I’m diligent about tetanus (TDap, with diphtheria) boosters, and received the shingles and pneumonia vaccines on schedule. I also get a yearly flu vaccine, although the one year I didn’t try hard enough in the face of limited supply for my age group, I came down with it: a month-long bout of H1N1 was no fun at all. So in terms of understanding how vaccination contributes to my personal health, I practice what I preach.

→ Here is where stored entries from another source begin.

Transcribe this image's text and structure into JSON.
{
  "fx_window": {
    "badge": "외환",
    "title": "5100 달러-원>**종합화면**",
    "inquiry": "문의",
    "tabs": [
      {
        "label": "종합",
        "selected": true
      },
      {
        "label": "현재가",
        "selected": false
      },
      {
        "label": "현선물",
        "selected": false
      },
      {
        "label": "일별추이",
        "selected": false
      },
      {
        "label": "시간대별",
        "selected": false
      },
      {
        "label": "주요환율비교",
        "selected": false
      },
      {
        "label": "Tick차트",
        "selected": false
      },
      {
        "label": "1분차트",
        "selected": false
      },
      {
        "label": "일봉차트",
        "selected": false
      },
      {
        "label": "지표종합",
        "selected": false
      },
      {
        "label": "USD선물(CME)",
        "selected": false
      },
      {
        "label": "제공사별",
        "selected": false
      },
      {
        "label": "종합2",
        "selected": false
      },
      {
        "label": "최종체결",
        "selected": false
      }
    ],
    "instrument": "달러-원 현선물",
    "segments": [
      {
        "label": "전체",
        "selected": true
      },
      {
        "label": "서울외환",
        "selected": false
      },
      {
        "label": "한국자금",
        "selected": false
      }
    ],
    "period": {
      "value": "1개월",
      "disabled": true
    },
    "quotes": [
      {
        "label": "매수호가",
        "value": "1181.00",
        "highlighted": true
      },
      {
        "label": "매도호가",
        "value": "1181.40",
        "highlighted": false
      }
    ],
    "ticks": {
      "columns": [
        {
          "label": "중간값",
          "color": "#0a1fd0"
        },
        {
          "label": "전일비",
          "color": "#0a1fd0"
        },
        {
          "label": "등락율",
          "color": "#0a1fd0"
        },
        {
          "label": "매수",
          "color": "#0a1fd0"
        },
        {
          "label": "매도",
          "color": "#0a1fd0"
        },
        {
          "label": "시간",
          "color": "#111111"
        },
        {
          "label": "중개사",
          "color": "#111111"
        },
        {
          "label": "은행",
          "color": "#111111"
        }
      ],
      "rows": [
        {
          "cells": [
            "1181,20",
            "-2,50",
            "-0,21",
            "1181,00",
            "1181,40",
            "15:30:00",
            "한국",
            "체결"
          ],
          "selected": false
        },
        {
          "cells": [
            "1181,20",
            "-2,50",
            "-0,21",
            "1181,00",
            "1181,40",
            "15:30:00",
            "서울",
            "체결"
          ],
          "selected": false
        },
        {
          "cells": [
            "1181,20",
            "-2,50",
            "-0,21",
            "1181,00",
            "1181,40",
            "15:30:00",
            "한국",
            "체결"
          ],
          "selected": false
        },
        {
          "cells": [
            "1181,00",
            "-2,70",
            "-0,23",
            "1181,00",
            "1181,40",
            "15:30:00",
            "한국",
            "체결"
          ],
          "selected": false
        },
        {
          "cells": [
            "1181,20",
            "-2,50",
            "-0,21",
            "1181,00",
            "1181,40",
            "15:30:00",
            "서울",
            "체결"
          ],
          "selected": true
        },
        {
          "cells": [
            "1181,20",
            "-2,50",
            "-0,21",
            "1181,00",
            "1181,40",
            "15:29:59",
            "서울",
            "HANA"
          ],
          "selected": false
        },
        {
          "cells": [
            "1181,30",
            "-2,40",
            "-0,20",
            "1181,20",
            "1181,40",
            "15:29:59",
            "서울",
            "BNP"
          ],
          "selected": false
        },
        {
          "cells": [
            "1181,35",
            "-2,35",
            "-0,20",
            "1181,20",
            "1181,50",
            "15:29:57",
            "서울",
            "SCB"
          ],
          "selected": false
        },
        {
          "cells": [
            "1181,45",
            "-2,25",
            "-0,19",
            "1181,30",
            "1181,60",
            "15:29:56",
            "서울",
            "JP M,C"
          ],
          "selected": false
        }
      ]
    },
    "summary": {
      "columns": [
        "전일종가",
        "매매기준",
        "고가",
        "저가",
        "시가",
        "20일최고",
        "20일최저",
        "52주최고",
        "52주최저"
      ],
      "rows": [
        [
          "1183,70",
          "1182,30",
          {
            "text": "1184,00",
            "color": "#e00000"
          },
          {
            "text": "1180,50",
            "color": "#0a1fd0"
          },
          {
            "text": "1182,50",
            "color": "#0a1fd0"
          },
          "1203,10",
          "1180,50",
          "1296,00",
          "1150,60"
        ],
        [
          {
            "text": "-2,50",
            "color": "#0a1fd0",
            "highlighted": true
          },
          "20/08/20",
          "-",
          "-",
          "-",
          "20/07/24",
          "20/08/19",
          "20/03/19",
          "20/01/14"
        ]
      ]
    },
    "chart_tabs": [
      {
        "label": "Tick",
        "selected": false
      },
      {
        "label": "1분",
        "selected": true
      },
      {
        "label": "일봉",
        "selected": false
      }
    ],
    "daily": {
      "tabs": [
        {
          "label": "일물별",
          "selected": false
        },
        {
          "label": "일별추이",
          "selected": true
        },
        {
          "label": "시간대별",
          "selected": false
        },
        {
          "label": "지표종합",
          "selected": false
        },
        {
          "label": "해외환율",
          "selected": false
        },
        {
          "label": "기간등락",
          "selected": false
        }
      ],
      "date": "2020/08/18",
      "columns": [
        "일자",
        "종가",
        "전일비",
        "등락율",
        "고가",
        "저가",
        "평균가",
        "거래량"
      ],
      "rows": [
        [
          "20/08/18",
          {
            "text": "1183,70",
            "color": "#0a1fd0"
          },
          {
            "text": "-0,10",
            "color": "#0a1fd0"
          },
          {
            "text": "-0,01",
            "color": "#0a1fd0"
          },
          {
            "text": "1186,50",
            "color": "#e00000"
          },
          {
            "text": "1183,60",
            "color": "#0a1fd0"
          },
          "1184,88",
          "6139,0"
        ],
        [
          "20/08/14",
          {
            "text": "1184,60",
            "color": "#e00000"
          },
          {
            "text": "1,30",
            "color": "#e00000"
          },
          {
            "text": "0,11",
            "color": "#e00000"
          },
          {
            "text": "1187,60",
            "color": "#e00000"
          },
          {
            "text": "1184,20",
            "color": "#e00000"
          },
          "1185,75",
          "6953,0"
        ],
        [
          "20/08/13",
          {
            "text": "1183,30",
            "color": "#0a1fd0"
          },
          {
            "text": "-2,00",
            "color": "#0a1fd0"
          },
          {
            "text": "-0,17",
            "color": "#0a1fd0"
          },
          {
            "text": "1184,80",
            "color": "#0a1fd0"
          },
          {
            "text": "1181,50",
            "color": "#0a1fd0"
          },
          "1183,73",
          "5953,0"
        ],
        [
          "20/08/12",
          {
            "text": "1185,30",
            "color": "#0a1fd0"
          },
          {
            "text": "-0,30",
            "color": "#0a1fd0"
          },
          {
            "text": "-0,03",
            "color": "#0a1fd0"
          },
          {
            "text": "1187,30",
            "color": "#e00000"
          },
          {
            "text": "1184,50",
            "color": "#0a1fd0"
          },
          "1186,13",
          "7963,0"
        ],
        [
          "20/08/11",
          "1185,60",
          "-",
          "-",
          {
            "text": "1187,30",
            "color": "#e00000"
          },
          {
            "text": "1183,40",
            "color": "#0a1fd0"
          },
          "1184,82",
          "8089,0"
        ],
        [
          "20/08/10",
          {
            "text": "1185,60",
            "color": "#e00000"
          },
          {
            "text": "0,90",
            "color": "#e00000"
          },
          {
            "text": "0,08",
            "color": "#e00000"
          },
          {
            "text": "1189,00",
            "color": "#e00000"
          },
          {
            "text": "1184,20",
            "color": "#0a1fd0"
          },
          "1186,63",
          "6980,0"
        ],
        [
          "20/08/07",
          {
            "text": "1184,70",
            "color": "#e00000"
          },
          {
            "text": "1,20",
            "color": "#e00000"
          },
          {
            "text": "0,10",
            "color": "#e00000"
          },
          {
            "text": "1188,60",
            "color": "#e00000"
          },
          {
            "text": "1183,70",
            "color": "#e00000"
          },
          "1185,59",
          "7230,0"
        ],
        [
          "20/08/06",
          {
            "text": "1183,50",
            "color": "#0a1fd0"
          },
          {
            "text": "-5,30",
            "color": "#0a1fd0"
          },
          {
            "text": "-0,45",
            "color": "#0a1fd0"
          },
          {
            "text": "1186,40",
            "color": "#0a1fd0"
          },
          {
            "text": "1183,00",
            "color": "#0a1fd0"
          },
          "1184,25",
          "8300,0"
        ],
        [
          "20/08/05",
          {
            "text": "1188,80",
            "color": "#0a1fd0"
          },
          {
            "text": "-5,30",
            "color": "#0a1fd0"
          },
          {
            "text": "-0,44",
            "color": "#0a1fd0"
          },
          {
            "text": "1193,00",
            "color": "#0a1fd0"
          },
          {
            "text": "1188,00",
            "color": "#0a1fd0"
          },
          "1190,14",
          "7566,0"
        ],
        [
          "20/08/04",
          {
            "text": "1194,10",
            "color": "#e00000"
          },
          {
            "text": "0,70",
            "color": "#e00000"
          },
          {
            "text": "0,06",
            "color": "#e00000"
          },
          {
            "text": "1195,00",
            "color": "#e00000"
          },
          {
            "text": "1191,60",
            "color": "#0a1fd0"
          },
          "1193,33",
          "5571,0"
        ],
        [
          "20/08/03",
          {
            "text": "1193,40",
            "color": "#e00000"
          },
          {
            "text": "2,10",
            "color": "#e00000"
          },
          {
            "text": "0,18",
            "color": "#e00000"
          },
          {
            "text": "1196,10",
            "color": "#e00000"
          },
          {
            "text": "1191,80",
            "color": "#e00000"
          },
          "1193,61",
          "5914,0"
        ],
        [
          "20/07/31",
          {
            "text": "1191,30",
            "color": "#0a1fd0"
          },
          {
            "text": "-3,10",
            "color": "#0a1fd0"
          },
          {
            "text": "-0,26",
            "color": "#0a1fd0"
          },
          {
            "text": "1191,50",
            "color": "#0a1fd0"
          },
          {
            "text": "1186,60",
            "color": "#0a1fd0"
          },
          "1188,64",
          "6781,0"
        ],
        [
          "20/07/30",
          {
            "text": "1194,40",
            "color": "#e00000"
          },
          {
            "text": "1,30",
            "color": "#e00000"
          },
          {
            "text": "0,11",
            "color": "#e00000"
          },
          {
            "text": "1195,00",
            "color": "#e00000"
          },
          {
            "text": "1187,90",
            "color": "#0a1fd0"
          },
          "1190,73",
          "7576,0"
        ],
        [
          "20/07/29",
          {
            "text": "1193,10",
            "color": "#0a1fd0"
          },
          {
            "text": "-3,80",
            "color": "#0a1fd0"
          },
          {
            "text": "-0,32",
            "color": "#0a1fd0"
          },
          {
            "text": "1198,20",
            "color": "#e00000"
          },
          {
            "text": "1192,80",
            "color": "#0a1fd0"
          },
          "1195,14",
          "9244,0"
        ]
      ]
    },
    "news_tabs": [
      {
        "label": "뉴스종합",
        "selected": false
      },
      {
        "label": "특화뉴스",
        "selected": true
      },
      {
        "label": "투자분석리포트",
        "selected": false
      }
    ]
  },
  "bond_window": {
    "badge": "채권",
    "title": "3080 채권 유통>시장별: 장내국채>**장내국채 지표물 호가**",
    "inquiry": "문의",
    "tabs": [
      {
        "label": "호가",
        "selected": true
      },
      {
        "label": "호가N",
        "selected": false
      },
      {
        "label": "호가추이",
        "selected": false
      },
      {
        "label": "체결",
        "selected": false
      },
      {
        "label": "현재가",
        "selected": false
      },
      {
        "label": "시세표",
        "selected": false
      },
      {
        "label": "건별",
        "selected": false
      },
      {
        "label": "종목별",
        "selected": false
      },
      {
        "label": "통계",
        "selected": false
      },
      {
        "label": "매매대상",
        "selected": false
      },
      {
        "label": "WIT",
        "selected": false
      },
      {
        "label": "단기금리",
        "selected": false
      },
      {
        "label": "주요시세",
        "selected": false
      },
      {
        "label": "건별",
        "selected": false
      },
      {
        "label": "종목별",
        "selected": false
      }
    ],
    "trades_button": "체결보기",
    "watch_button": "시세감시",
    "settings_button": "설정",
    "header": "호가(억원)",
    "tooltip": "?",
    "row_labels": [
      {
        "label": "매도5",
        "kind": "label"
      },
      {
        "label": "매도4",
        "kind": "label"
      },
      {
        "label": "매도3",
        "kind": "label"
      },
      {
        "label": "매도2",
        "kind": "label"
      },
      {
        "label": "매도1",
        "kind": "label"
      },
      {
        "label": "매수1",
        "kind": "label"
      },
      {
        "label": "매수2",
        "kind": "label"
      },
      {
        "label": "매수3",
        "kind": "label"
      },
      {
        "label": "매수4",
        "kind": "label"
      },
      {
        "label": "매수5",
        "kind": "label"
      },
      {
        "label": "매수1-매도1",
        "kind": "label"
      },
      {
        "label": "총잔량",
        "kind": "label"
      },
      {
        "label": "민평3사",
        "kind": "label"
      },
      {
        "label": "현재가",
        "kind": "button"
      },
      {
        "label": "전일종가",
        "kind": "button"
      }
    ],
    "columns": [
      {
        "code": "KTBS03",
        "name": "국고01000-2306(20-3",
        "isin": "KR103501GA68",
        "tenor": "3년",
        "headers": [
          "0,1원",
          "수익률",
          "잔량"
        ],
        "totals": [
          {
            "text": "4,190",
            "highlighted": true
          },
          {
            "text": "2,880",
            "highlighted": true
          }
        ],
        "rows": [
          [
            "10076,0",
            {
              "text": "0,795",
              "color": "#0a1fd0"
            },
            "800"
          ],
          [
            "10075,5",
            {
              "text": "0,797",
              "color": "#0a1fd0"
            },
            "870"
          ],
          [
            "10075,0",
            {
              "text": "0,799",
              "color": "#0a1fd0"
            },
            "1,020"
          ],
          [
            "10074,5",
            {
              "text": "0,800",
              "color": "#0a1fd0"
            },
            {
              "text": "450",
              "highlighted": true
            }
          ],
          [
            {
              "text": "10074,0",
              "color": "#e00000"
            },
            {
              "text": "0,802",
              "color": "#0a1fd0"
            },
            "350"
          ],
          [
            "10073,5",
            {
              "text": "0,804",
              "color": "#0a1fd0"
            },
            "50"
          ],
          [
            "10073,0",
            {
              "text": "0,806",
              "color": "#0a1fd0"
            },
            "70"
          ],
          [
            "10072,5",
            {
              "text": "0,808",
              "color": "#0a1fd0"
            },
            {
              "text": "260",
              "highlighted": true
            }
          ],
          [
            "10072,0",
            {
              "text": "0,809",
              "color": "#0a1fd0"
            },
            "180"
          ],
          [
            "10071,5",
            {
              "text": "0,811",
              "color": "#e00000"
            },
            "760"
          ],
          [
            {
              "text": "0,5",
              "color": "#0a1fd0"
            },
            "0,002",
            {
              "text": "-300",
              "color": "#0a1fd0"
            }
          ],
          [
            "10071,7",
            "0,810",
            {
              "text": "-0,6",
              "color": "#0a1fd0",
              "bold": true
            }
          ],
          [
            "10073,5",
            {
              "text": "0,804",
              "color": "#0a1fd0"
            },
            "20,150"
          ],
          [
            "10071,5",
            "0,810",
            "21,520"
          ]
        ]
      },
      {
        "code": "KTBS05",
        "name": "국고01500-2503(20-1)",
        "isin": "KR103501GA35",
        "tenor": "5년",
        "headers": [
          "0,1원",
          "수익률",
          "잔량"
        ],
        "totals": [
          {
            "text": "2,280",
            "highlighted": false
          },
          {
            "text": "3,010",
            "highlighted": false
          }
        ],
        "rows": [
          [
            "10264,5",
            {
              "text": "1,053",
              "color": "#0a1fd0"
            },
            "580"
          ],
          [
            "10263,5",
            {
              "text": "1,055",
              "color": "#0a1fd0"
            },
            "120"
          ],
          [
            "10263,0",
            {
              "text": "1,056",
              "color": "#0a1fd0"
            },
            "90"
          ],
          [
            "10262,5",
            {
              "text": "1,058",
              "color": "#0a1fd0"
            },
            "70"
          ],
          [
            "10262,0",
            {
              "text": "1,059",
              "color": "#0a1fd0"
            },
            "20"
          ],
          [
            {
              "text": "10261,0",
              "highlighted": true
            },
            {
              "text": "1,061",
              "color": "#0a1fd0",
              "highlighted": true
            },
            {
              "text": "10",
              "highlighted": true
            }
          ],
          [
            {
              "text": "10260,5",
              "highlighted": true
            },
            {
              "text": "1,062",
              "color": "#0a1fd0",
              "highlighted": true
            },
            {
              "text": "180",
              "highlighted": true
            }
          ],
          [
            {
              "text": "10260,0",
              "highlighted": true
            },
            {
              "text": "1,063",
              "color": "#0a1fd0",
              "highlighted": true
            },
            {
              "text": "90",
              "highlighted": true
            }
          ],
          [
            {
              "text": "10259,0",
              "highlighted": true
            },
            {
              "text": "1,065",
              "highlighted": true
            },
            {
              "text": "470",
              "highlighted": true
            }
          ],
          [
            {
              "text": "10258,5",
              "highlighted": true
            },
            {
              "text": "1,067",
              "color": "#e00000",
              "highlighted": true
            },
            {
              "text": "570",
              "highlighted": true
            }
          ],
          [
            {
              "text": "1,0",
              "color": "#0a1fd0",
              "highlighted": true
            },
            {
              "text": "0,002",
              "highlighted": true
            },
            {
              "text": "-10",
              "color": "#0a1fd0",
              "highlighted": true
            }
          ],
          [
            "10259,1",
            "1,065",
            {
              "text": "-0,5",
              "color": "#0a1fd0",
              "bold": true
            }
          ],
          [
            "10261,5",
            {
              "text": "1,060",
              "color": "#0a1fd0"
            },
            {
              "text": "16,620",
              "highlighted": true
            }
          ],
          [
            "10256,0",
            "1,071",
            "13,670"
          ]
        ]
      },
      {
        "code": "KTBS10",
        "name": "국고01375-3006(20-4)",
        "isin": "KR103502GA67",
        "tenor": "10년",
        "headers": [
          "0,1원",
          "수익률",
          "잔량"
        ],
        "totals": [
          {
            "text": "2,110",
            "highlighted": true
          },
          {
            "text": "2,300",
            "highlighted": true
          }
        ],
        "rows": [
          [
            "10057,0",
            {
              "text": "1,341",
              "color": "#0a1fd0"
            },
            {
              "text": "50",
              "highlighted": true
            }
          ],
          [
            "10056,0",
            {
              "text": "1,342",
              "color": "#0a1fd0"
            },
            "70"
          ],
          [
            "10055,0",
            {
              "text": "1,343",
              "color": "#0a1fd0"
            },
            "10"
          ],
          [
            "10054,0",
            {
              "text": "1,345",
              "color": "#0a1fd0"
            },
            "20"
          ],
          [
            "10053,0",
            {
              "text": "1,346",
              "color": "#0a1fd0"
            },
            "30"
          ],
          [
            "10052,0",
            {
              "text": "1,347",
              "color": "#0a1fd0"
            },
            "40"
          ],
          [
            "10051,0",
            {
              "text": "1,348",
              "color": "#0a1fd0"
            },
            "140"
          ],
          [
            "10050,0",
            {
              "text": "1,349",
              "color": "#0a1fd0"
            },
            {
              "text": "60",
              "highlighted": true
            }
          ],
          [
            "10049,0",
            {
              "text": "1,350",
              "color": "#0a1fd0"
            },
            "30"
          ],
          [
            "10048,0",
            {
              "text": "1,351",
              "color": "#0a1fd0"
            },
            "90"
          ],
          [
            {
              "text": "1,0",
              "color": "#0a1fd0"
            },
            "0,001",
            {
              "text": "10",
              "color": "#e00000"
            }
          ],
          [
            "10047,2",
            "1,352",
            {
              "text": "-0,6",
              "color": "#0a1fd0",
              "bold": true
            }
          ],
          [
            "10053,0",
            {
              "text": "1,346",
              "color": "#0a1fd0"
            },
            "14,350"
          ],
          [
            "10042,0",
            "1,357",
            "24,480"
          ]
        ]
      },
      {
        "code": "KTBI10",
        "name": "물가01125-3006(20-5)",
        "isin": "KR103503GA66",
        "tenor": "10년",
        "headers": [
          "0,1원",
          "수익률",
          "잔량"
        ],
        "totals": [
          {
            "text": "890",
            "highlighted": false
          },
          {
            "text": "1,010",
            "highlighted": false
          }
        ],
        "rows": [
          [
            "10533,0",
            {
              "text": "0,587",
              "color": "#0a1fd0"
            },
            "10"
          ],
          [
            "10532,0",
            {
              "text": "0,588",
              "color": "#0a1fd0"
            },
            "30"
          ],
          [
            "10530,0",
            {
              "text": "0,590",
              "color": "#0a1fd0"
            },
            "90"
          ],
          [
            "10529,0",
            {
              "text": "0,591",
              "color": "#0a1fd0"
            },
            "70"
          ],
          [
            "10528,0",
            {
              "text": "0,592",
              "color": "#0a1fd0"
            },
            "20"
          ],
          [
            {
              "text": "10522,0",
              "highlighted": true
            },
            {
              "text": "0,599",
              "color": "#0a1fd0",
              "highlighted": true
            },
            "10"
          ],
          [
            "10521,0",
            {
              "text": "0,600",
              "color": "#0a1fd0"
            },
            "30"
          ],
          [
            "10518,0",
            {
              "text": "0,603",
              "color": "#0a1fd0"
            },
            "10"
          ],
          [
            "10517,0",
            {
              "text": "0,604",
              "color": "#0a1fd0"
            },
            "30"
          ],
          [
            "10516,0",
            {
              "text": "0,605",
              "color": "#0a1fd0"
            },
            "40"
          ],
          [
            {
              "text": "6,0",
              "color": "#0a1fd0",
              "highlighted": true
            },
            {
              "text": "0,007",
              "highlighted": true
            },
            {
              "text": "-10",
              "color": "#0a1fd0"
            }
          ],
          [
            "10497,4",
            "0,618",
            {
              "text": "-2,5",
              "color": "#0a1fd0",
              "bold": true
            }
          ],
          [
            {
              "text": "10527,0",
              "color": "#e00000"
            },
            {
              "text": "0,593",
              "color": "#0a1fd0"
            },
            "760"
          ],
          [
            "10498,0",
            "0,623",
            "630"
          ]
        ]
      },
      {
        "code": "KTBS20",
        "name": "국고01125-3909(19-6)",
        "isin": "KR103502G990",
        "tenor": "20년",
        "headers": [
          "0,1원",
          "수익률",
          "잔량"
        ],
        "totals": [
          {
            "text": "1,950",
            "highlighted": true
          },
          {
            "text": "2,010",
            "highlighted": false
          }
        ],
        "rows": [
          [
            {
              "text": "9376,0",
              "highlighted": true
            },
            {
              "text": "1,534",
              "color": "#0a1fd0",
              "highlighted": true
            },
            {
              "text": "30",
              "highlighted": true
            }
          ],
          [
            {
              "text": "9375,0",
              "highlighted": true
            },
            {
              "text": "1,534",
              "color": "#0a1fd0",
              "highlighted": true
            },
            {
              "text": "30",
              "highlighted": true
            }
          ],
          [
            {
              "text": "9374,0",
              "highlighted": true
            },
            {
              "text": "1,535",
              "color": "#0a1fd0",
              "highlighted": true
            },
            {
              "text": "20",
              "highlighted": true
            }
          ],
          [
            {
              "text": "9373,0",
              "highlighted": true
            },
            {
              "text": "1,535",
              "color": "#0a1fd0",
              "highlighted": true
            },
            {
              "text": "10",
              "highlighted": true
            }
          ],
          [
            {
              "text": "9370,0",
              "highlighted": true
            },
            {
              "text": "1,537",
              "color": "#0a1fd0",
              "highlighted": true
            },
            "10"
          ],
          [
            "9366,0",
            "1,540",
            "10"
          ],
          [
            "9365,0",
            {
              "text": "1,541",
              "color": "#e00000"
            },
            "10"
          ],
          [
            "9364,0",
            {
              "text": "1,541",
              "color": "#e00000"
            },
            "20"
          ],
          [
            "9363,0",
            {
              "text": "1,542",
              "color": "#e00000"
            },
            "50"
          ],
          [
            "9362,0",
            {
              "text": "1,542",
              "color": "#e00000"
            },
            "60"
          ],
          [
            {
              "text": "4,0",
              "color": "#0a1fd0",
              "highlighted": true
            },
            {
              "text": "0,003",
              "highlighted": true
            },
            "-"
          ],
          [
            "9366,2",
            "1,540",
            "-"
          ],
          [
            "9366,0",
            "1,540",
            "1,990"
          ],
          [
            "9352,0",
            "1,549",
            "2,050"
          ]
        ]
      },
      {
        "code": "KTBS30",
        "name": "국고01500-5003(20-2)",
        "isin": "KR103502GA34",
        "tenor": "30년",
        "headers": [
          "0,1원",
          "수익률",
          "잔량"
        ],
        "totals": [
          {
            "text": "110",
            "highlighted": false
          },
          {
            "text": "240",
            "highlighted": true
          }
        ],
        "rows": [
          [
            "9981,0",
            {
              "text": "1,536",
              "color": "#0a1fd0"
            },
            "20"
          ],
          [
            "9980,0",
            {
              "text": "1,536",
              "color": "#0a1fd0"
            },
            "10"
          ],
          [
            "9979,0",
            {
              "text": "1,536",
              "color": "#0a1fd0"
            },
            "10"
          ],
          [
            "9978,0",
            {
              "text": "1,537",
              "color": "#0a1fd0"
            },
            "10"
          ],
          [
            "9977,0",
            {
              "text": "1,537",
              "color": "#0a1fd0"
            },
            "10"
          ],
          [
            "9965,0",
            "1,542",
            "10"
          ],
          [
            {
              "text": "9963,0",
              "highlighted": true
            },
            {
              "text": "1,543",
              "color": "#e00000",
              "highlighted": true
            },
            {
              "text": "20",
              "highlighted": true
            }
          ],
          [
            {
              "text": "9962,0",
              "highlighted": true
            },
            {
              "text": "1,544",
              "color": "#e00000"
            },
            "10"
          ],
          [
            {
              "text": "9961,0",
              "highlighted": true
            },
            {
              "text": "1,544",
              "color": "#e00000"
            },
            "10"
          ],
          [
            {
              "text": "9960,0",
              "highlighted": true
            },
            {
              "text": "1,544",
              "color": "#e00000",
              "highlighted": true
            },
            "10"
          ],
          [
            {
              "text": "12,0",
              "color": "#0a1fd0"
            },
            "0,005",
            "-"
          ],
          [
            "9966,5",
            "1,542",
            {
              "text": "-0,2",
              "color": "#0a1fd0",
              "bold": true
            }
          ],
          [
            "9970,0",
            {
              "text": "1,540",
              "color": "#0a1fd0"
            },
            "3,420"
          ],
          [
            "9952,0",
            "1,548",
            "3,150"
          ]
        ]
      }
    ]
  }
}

But there’s more to the story than just whether I as an individual am protecting myself. Those who scoff at the value of herd immunity receive its benefits while opening the door to exposing not just themselves but those who cannot be vaccinated for medical reasons (babies too young, people of any age who are immunocompromised, etc.) One of the consequences is that when adults contract “childhood” diseases, they are often much sicker and at much greater risk of complications. I saw this when my first husband came down with measles at age 24. His fever spiked above 105o F, leaving him delirious. I spent a night coaxing him into and out of a lukewarm bath, which effectively brought down his temperature to a safer level, over and over again. He was much, much sicker than I’d been at age 10 with the same illness. It took him weeks to fully recover, and thankfully he did not suffer pneumonia or encephalitis, which are more likely in adults over 20 (and children under 5), according to the CDC.